A Fort Worth man today pleaded guilty to a federal terrorism
charge, announced Assistant Attorney General for National Security John C.
Demers and U.S. Attorney Erin Nealy Cox for the Northern District of Texas.
Michael Kyle Sewell, 18, who was arrested in February,
formally pleaded guilty to conspiracy to provide material support to
Lashkar-e-Taiba, a Pakistani-based foreign terrorist organization also known as
LeT.
According to court documents, Sewell admitted to encouraging
an individual, identified in court documents only as coconspirator 1, to join
LeT.
Sewell then provided the coconspirator, who he spoke to on
social media, with contact information for an individual he believed could
facilitate the coconspirator’s travel to Pakistan to join LeT. Unbeknownst to Sewell and the coconspirator,
the facilitator was an undercover FBI agent.
Sewell and the coconspirator discussed what the
coconspirator should say to the undercover agent who posed as the facilitator,
in order to gain the facilitator’s trust and be permitted to join LeT. Sewell also contacted the facilitator to
vouch for the coconspirator’s authenticity.

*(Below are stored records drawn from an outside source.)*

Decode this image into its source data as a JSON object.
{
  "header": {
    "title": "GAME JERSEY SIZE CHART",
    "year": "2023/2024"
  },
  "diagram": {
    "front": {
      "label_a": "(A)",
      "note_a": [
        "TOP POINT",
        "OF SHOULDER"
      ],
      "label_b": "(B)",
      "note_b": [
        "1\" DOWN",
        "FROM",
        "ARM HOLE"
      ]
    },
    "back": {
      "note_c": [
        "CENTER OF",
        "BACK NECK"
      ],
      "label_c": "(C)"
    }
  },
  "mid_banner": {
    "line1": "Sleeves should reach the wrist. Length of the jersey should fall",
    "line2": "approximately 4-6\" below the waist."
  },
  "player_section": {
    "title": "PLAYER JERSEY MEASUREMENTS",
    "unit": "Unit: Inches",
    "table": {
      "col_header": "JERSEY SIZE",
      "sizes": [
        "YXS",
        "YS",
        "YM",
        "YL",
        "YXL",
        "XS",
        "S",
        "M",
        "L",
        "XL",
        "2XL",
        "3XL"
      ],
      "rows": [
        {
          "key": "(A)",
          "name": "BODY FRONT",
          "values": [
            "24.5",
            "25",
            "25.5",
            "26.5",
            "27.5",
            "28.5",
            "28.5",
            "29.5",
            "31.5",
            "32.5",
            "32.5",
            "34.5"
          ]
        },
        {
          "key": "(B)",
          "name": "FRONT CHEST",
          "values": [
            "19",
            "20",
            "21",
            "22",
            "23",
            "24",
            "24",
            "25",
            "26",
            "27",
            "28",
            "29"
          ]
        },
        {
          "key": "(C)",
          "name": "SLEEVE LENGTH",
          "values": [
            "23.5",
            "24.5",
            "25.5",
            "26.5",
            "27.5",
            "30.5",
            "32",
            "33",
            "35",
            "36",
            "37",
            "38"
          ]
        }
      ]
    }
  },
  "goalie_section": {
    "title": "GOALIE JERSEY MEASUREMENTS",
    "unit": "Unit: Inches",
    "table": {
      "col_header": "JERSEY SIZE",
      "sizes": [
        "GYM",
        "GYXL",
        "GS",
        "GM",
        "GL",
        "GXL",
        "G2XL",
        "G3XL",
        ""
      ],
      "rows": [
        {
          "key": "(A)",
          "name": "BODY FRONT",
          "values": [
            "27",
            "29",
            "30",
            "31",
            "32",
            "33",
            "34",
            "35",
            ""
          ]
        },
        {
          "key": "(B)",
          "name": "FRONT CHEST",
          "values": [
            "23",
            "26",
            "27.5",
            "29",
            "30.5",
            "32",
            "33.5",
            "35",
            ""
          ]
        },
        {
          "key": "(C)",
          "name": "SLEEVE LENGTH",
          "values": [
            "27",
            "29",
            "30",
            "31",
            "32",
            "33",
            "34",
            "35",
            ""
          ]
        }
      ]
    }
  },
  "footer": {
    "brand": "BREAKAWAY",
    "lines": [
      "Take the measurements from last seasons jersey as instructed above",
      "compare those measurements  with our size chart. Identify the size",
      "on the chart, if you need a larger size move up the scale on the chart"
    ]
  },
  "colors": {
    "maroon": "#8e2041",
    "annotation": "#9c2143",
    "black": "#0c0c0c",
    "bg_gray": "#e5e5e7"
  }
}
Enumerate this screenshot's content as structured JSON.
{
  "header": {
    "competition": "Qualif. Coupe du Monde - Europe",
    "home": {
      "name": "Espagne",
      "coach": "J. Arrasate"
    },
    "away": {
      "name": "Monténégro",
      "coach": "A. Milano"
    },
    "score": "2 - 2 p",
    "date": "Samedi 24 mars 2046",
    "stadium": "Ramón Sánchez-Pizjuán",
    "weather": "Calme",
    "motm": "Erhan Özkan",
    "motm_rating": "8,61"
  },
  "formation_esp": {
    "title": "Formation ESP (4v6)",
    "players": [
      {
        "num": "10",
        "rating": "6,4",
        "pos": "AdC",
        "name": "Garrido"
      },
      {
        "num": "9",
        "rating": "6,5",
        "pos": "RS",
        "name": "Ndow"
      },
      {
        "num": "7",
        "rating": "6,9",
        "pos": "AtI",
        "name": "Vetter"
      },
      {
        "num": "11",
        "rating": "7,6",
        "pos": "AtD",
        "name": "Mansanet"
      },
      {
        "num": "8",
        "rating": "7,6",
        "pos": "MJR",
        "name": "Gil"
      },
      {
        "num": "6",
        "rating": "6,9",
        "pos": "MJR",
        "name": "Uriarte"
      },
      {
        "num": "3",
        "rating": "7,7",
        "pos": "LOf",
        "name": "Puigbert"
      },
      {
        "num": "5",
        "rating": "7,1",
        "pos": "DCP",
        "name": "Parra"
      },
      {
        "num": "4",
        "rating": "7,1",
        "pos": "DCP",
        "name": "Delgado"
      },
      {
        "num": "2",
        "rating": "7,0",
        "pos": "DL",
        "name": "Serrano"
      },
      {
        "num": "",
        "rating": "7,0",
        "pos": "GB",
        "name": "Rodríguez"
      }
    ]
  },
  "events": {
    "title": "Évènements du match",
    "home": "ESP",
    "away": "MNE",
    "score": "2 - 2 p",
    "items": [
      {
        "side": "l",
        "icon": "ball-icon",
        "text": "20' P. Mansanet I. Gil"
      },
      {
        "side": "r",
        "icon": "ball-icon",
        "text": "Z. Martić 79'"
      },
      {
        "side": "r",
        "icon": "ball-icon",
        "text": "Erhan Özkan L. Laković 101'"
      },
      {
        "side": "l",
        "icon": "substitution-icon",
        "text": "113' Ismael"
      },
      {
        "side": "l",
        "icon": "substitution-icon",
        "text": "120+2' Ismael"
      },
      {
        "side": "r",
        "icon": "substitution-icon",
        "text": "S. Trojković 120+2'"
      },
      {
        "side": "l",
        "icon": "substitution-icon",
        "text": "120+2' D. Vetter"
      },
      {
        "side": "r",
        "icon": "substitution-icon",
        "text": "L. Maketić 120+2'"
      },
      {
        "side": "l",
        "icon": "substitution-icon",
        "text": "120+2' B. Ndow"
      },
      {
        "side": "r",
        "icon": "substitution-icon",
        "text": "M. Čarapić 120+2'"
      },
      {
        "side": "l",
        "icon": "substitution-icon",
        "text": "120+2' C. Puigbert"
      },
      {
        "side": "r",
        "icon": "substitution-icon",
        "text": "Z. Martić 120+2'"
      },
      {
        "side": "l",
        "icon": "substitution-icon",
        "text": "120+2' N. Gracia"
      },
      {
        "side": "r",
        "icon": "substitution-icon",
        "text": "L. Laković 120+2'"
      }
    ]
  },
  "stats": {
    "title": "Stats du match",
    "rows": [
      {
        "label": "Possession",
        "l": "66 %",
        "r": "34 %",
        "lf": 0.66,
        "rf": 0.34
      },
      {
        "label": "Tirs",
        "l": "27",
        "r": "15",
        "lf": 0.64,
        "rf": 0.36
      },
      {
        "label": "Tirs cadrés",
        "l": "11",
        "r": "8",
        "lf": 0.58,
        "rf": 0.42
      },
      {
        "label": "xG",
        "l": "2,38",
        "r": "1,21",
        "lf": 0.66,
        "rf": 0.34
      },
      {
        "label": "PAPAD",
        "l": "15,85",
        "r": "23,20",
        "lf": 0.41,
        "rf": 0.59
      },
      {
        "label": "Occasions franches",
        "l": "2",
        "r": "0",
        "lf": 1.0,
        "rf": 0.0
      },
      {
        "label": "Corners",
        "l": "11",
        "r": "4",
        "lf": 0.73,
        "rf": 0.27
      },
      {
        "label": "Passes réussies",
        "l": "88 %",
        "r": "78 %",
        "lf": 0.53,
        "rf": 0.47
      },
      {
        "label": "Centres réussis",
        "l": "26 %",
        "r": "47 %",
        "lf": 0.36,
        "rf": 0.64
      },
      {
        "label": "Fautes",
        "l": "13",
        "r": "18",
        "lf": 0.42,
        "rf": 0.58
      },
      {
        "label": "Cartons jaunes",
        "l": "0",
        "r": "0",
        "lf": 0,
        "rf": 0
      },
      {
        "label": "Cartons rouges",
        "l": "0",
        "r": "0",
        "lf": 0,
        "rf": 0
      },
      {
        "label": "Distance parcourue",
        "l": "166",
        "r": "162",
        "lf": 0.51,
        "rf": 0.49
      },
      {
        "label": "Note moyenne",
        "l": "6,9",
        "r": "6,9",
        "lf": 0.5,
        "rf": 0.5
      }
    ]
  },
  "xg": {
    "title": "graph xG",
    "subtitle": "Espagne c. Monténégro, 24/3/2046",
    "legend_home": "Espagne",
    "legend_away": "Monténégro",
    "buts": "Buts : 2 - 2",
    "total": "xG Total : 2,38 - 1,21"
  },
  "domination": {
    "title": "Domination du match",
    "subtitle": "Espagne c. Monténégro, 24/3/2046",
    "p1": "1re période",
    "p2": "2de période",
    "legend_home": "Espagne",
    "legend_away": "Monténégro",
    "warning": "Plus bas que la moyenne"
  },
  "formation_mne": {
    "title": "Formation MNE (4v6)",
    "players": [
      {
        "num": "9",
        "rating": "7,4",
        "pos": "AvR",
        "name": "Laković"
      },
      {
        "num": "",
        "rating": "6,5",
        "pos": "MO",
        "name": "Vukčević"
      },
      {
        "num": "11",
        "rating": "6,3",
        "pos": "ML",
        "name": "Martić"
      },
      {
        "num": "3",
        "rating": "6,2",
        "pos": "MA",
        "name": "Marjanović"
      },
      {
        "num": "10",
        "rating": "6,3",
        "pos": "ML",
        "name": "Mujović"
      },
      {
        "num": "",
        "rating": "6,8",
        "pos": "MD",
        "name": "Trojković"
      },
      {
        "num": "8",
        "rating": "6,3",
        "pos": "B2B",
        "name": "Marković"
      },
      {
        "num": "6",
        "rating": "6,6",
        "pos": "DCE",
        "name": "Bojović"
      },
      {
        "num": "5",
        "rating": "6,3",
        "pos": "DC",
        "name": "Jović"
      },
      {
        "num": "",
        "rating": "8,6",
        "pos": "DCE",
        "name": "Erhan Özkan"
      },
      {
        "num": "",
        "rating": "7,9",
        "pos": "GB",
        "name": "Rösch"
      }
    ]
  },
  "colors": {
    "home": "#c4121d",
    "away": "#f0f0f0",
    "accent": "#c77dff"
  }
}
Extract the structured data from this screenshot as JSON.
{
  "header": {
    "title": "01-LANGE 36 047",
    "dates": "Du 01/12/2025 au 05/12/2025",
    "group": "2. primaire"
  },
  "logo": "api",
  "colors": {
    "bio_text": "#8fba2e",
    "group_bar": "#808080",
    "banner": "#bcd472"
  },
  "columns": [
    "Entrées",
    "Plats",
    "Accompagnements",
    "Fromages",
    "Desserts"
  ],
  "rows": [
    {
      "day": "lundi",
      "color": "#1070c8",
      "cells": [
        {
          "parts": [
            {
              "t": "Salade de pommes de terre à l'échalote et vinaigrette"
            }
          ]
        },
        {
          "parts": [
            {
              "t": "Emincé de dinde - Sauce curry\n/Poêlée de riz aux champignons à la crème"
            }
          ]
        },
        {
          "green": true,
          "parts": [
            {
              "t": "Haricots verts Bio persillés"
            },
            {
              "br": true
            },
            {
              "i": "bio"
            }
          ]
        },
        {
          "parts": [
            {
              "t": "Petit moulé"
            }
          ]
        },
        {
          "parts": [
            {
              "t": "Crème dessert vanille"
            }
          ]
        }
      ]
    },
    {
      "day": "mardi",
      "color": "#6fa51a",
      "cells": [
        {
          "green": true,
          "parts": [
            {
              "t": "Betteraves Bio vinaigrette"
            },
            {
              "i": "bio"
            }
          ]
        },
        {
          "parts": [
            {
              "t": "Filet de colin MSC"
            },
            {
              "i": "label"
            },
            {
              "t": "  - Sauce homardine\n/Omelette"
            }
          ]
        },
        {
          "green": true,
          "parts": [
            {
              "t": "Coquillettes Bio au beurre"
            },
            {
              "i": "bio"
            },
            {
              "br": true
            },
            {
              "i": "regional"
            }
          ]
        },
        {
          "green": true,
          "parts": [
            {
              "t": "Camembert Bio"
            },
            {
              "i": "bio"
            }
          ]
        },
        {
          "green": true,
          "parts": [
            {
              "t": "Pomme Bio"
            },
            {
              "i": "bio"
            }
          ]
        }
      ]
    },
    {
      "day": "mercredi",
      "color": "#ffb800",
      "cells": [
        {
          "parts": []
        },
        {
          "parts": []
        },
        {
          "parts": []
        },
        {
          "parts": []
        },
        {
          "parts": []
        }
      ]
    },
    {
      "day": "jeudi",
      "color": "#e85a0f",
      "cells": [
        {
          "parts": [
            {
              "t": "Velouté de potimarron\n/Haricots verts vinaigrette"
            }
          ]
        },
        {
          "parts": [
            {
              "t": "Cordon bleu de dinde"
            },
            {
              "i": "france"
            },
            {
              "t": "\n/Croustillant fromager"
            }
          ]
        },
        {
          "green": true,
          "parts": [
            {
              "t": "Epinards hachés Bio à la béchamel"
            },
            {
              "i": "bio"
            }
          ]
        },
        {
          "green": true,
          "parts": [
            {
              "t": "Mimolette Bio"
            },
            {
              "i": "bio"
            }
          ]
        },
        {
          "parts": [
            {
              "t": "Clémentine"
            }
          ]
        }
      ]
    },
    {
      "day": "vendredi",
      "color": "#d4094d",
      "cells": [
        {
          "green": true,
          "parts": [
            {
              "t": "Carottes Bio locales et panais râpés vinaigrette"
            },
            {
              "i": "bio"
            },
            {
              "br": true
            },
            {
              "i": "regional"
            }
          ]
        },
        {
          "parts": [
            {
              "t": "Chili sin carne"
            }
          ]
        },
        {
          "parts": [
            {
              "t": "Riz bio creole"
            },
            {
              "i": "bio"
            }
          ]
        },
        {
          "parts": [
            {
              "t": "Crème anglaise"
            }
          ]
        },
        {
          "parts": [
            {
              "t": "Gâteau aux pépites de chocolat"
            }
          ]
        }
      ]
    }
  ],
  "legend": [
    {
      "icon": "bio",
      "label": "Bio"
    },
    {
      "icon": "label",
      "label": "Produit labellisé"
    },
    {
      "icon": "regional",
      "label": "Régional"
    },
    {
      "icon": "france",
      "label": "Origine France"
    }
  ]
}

Sewell now faces up to 20 years in federal prison and a fine
of up to $250,000. He will be sentenced
on Aug. 12, 2019 in Fort Worth.
The Federal Bureau of Investigation and its Joint Terrorism
Task Force members, including the Arlington Police Department, the Fort Worth
Police Department, the Tarrant County Sheriff’s Office, the Naval Criminal
Investigation Service, Homeland Security Investigations, and the Texas
Department of Public Safety conducted the investigation. Assistant U.S. Attorney Jay Weimer prosecuted
the case with the assistance of Trial Attorney Bridget Behling of the National
Security Division's Counterterrorism Section.